For those whose wariness about exotic foods extends beyond baklava, or who just aren't in the mood for dolmas, hummus, and shish kabob, the menu offers a range of all-American favorites, including spaghetti and cheesesteak sandwiches. (There's even a Reuben.) We found the tuna melt ($5.49), with Swiss cheese and French fries, to be serviceable and a pretty good deal. The falafel ($4.99), on the other hand, though rolled in lavash (the tender flat bread found throughout the Middle East) and made from chickpeas ground in-house, desperately needed some tahini sauce to ease a strong feeling of aridity, like that of a sandwich without mayo or mustard. But that was the kitchen's only serious misstep.
Vegetable soup (included with the dinner plates) did need some salt, but once revived, it was rich and warming against the chill of a winter night. I liked the plainness of the vegetables bobbing in the green broth: carrots and celery, some zucchini and potato coins, a few leaves of cabbage. Seasonality doesn't always mean bursting-ripe tomatoes or peppers, and while the produce of wintertime is pretty subdued stuff, it is tasty and satisfying if handled honestly.

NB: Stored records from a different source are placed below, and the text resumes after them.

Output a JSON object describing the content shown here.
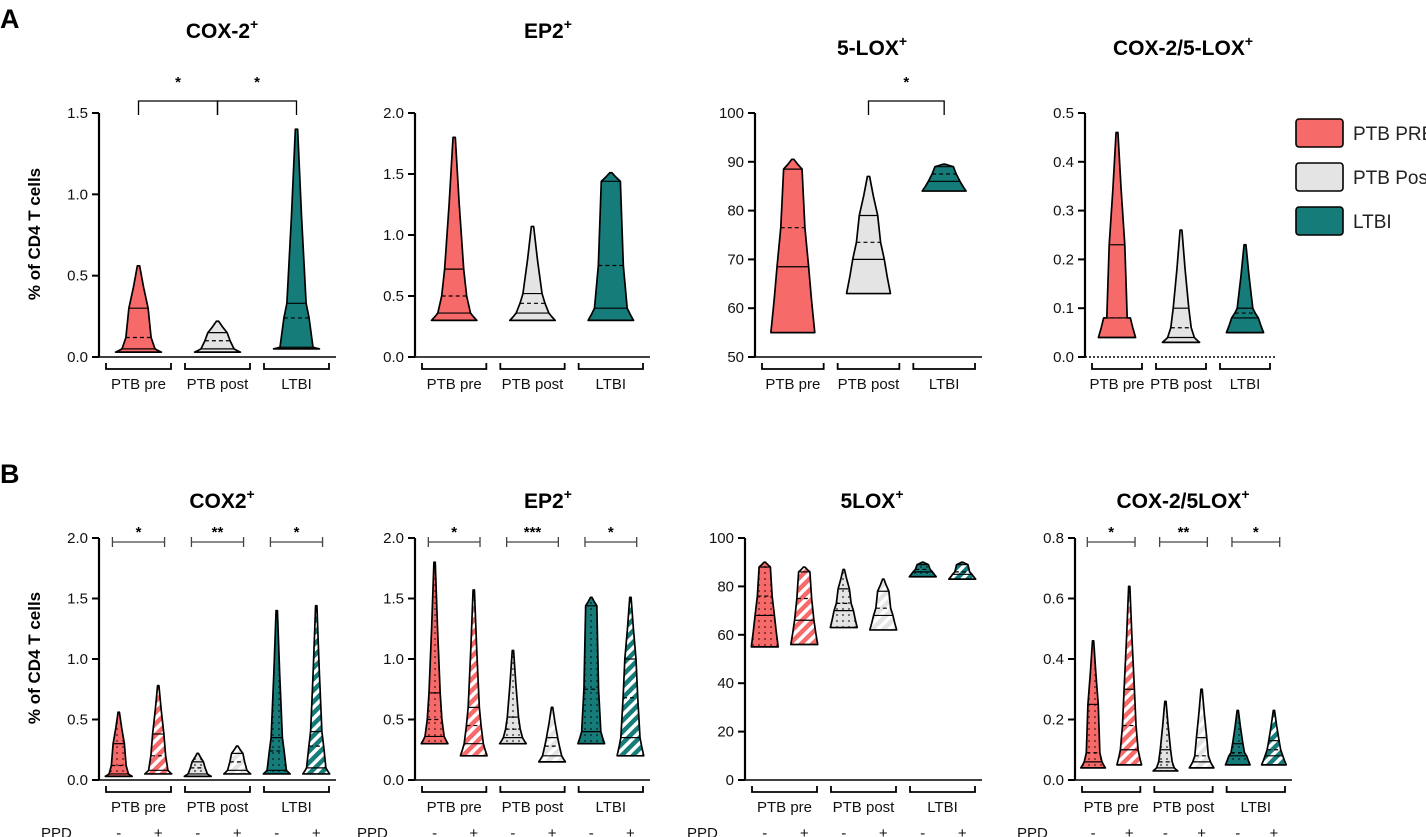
{
  "figure": {
    "panel_labels": [
      "A",
      "B"
    ],
    "ylabel": "% of CD4 T cells",
    "ppd_label": "PPD",
    "ppd_neg": "-",
    "ppd_pos": "+",
    "legend": [
      {
        "label": "PTB PRE",
        "color": "#F66A6A"
      },
      {
        "label": "PTB Post",
        "color": "#E4E4E4"
      },
      {
        "label": "LTBI",
        "color": "#167C7A"
      }
    ],
    "colors": {
      "ptb_pre": "#F66A6A",
      "ptb_post": "#E4E4E4",
      "ltbi": "#167C7A",
      "dark_pre": "#8E2F2F",
      "dark_ltbi": "#0A3B3A"
    }
  },
  "chart_data": [
    {
      "type": "violin",
      "panel": "A",
      "title": "COX-2",
      "title_sup": "+",
      "ylabel": "% of CD4 T cells",
      "ylim": [
        0,
        1.5
      ],
      "yticks": [
        0.0,
        0.5,
        1.0,
        1.5
      ],
      "tick_labels": [
        "0.0",
        "0.5",
        "1.0",
        "1.5"
      ],
      "groups": [
        "PTB pre",
        "PTB post",
        "LTBI"
      ],
      "series": [
        {
          "name": "PTB pre",
          "min": 0.03,
          "max": 0.56,
          "q1": 0.05,
          "median": 0.12,
          "q3": 0.3
        },
        {
          "name": "PTB post",
          "min": 0.03,
          "max": 0.22,
          "q1": 0.05,
          "median": 0.1,
          "q3": 0.15
        },
        {
          "name": "LTBI",
          "min": 0.05,
          "max": 1.4,
          "q1": 0.06,
          "median": 0.24,
          "q3": 0.33
        }
      ],
      "significance": [
        {
          "from": 0,
          "to": 1,
          "label": "*"
        },
        {
          "from": 1,
          "to": 2,
          "label": "*"
        }
      ]
    },
    {
      "type": "violin",
      "panel": "A",
      "title": "EP2",
      "title_sup": "+",
      "ylabel": "",
      "ylim": [
        0,
        2.0
      ],
      "yticks": [
        0.0,
        0.5,
        1.0,
        1.5,
        2.0
      ],
      "tick_labels": [
        "0.0",
        "0.5",
        "1.0",
        "1.5",
        "2.0"
      ],
      "groups": [
        "PTB pre",
        "PTB post",
        "LTBI"
      ],
      "series": [
        {
          "name": "PTB pre",
          "min": 0.3,
          "max": 1.8,
          "q1": 0.36,
          "median": 0.5,
          "q3": 0.72
        },
        {
          "name": "PTB post",
          "min": 0.3,
          "max": 1.07,
          "q1": 0.36,
          "median": 0.44,
          "q3": 0.52
        },
        {
          "name": "LTBI",
          "min": 0.3,
          "max": 1.51,
          "q1": 0.4,
          "median": 0.75,
          "q3": 1.44
        }
      ],
      "significance": []
    },
    {
      "type": "violin",
      "panel": "A",
      "title": "5-LOX",
      "title_sup": "+",
      "ylabel": "",
      "ylim": [
        50,
        100
      ],
      "yticks": [
        50,
        60,
        70,
        80,
        90,
        100
      ],
      "tick_labels": [
        "50",
        "60",
        "70",
        "80",
        "90",
        "100"
      ],
      "groups": [
        "PTB pre",
        "PTB post",
        "LTBI"
      ],
      "series": [
        {
          "name": "PTB pre",
          "min": 55,
          "max": 90.5,
          "q1": 68.5,
          "median": 76.5,
          "q3": 88.5
        },
        {
          "name": "PTB post",
          "min": 63,
          "max": 87,
          "q1": 70,
          "median": 73.5,
          "q3": 79
        },
        {
          "name": "LTBI",
          "min": 84,
          "max": 89.5,
          "q1": 86,
          "median": 87.5,
          "q3": 89
        }
      ],
      "significance": [
        {
          "from": 1,
          "to": 2,
          "label": "*"
        }
      ]
    },
    {
      "type": "violin",
      "panel": "A",
      "title": "COX-2/5-LOX",
      "title_sup": "+",
      "ylabel": "",
      "ylim": [
        0,
        0.5
      ],
      "yticks": [
        0.0,
        0.1,
        0.2,
        0.3,
        0.4,
        0.5
      ],
      "tick_labels": [
        "0.0",
        "0.1",
        "0.2",
        "0.3",
        "0.4",
        "0.5"
      ],
      "groups": [
        "PTB pre",
        "PTB post",
        "LTBI"
      ],
      "series": [
        {
          "name": "PTB pre",
          "min": 0.04,
          "max": 0.46,
          "q1": 0.08,
          "median": 0.08,
          "q3": 0.23
        },
        {
          "name": "PTB post",
          "min": 0.03,
          "max": 0.26,
          "q1": 0.04,
          "median": 0.06,
          "q3": 0.1
        },
        {
          "name": "LTBI",
          "min": 0.05,
          "max": 0.23,
          "q1": 0.08,
          "median": 0.09,
          "q3": 0.1
        }
      ],
      "significance": []
    },
    {
      "type": "violin",
      "panel": "B",
      "title": "COX2",
      "title_sup": "+",
      "ylabel": "% of CD4 T cells",
      "ylim": [
        0,
        2.0
      ],
      "yticks": [
        0.0,
        0.5,
        1.0,
        1.5,
        2.0
      ],
      "tick_labels": [
        "0.0",
        "0.5",
        "1.0",
        "1.5",
        "2.0"
      ],
      "groups": [
        "PTB pre",
        "PTB post",
        "LTBI"
      ],
      "ppd": true,
      "series": [
        {
          "name": "PTB pre",
          "ppd": "-",
          "min": 0.03,
          "max": 0.56,
          "q1": 0.05,
          "median": 0.12,
          "q3": 0.3
        },
        {
          "name": "PTB pre",
          "ppd": "+",
          "min": 0.05,
          "max": 0.78,
          "q1": 0.08,
          "median": 0.2,
          "q3": 0.38
        },
        {
          "name": "PTB post",
          "ppd": "-",
          "min": 0.03,
          "max": 0.22,
          "q1": 0.05,
          "median": 0.1,
          "q3": 0.15
        },
        {
          "name": "PTB post",
          "ppd": "+",
          "min": 0.05,
          "max": 0.28,
          "q1": 0.08,
          "median": 0.15,
          "q3": 0.22
        },
        {
          "name": "LTBI",
          "ppd": "-",
          "min": 0.05,
          "max": 1.4,
          "q1": 0.08,
          "median": 0.24,
          "q3": 0.35
        },
        {
          "name": "LTBI",
          "ppd": "+",
          "min": 0.05,
          "max": 1.44,
          "q1": 0.1,
          "median": 0.28,
          "q3": 0.4
        }
      ],
      "significance": [
        {
          "group": 0,
          "label": "*"
        },
        {
          "group": 1,
          "label": "**"
        },
        {
          "group": 2,
          "label": "*"
        }
      ]
    },
    {
      "type": "violin",
      "panel": "B",
      "title": "EP2",
      "title_sup": "+",
      "ylabel": "",
      "ylim": [
        0,
        2.0
      ],
      "yticks": [
        0.0,
        0.5,
        1.0,
        1.5,
        2.0
      ],
      "tick_labels": [
        "0.0",
        "0.5",
        "1.0",
        "1.5",
        "2.0"
      ],
      "groups": [
        "PTB pre",
        "PTB post",
        "LTBI"
      ],
      "ppd": true,
      "series": [
        {
          "name": "PTB pre",
          "ppd": "-",
          "min": 0.3,
          "max": 1.8,
          "q1": 0.36,
          "median": 0.5,
          "q3": 0.72
        },
        {
          "name": "PTB pre",
          "ppd": "+",
          "min": 0.2,
          "max": 1.57,
          "q1": 0.3,
          "median": 0.45,
          "q3": 0.6
        },
        {
          "name": "PTB post",
          "ppd": "-",
          "min": 0.3,
          "max": 1.07,
          "q1": 0.35,
          "median": 0.42,
          "q3": 0.52
        },
        {
          "name": "PTB post",
          "ppd": "+",
          "min": 0.15,
          "max": 0.6,
          "q1": 0.2,
          "median": 0.28,
          "q3": 0.35
        },
        {
          "name": "LTBI",
          "ppd": "-",
          "min": 0.3,
          "max": 1.51,
          "q1": 0.4,
          "median": 0.75,
          "q3": 1.44
        },
        {
          "name": "LTBI",
          "ppd": "+",
          "min": 0.2,
          "max": 1.51,
          "q1": 0.35,
          "median": 0.68,
          "q3": 1.0
        }
      ],
      "significance": [
        {
          "group": 0,
          "label": "*"
        },
        {
          "group": 1,
          "label": "***"
        },
        {
          "group": 2,
          "label": "*"
        }
      ]
    },
    {
      "type": "violin",
      "panel": "B",
      "title": "5LOX",
      "title_sup": "+",
      "ylabel": "",
      "ylim": [
        0,
        100
      ],
      "yticks": [
        0,
        20,
        40,
        60,
        80,
        100
      ],
      "tick_labels": [
        "0",
        "20",
        "40",
        "60",
        "80",
        "100"
      ],
      "groups": [
        "PTB pre",
        "PTB post",
        "LTBI"
      ],
      "ppd": true,
      "series": [
        {
          "name": "PTB pre",
          "ppd": "-",
          "min": 55,
          "max": 90,
          "q1": 68,
          "median": 76,
          "q3": 88
        },
        {
          "name": "PTB pre",
          "ppd": "+",
          "min": 56,
          "max": 88,
          "q1": 66,
          "median": 75,
          "q3": 86
        },
        {
          "name": "PTB post",
          "ppd": "-",
          "min": 63,
          "max": 87,
          "q1": 70,
          "median": 73,
          "q3": 79
        },
        {
          "name": "PTB post",
          "ppd": "+",
          "min": 62,
          "max": 83,
          "q1": 68,
          "median": 71,
          "q3": 78
        },
        {
          "name": "LTBI",
          "ppd": "-",
          "min": 84,
          "max": 90,
          "q1": 86,
          "median": 87,
          "q3": 89
        },
        {
          "name": "LTBI",
          "ppd": "+",
          "min": 83,
          "max": 90,
          "q1": 85,
          "median": 86,
          "q3": 89
        }
      ],
      "significance": []
    },
    {
      "type": "violin",
      "panel": "B",
      "title": "COX-2/5LOX",
      "title_sup": "+",
      "ylabel": "",
      "ylim": [
        0,
        0.8
      ],
      "yticks": [
        0.0,
        0.2,
        0.4,
        0.6,
        0.8
      ],
      "tick_labels": [
        "0.0",
        "0.2",
        "0.4",
        "0.6",
        "0.8"
      ],
      "groups": [
        "PTB pre",
        "PTB post",
        "LTBI"
      ],
      "ppd": true,
      "series": [
        {
          "name": "PTB pre",
          "ppd": "-",
          "min": 0.04,
          "max": 0.46,
          "q1": 0.06,
          "median": 0.09,
          "q3": 0.25
        },
        {
          "name": "PTB pre",
          "ppd": "+",
          "min": 0.05,
          "max": 0.64,
          "q1": 0.1,
          "median": 0.18,
          "q3": 0.3
        },
        {
          "name": "PTB post",
          "ppd": "-",
          "min": 0.03,
          "max": 0.26,
          "q1": 0.04,
          "median": 0.06,
          "q3": 0.1
        },
        {
          "name": "PTB post",
          "ppd": "+",
          "min": 0.04,
          "max": 0.3,
          "q1": 0.06,
          "median": 0.08,
          "q3": 0.14
        },
        {
          "name": "LTBI",
          "ppd": "-",
          "min": 0.05,
          "max": 0.23,
          "q1": 0.08,
          "median": 0.09,
          "q3": 0.12
        },
        {
          "name": "LTBI",
          "ppd": "+",
          "min": 0.05,
          "max": 0.23,
          "q1": 0.08,
          "median": 0.1,
          "q3": 0.13
        }
      ],
      "significance": [
        {
          "group": 0,
          "label": "*"
        },
        {
          "group": 1,
          "label": "**"
        },
        {
          "group": 2,
          "label": "*"
        }
      ]
    }
  ]
}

The menu describes with deceptive simplicity dishes that turn out to be quite good. A Mediterranean salad ($6.99) brought together a standard assortment of tomatoes, cucumbers, raw onion slices (too many of these), olives, and feta cheese on a bed of romaine lettuce drizzled with "house" dressing a straightforward, garlicky vinaigrette that nicely bound together the other ingredients and at the same time made them jump.
Dolmas ($3.99) were a froggy, green-gray color, a bit underpowered but helped along by slices of cold, spicy potato. Of similarly somber overall hue was the plate of pickled vegetables ($3.99), though featuring in addition to pickles and plump olives a heap of house-made artichoke hearts whose pale green stood out not least as a promise of spring.
Kabobs were served on wooden skewers and tended to emphasize whichever form
of flesh was chosen. The cohabitant vegetables, tomato quarters and
onion slices, offered a mixed result, the latter benefiting from the
grill, the former turning mushy. But the lightly seasoned meats didn't
need much help: cubes of lamb ($8.99) were tender and still medium rare
(and therefore juicy), while the prawns ($9.99), though not as big as
we'd hoped, had turned a fetching golden-orange color, with just a bit
of charring at the far edges to impart a hint of smoke as complement
to their natural sweetness. We rather fancied them.
Divi's Fancy. 846 Divisadero (at McAllister), S.F. (415)
931-1362. Sun.-Thurs., 10 a.m.-10 p.m.; Fri.-Sat., 10 a.m.-midnight.
Beer and wine. American Express, Diners Club, Discover, MasterCard,
Visa. Not noisy. Wheelchair accessible.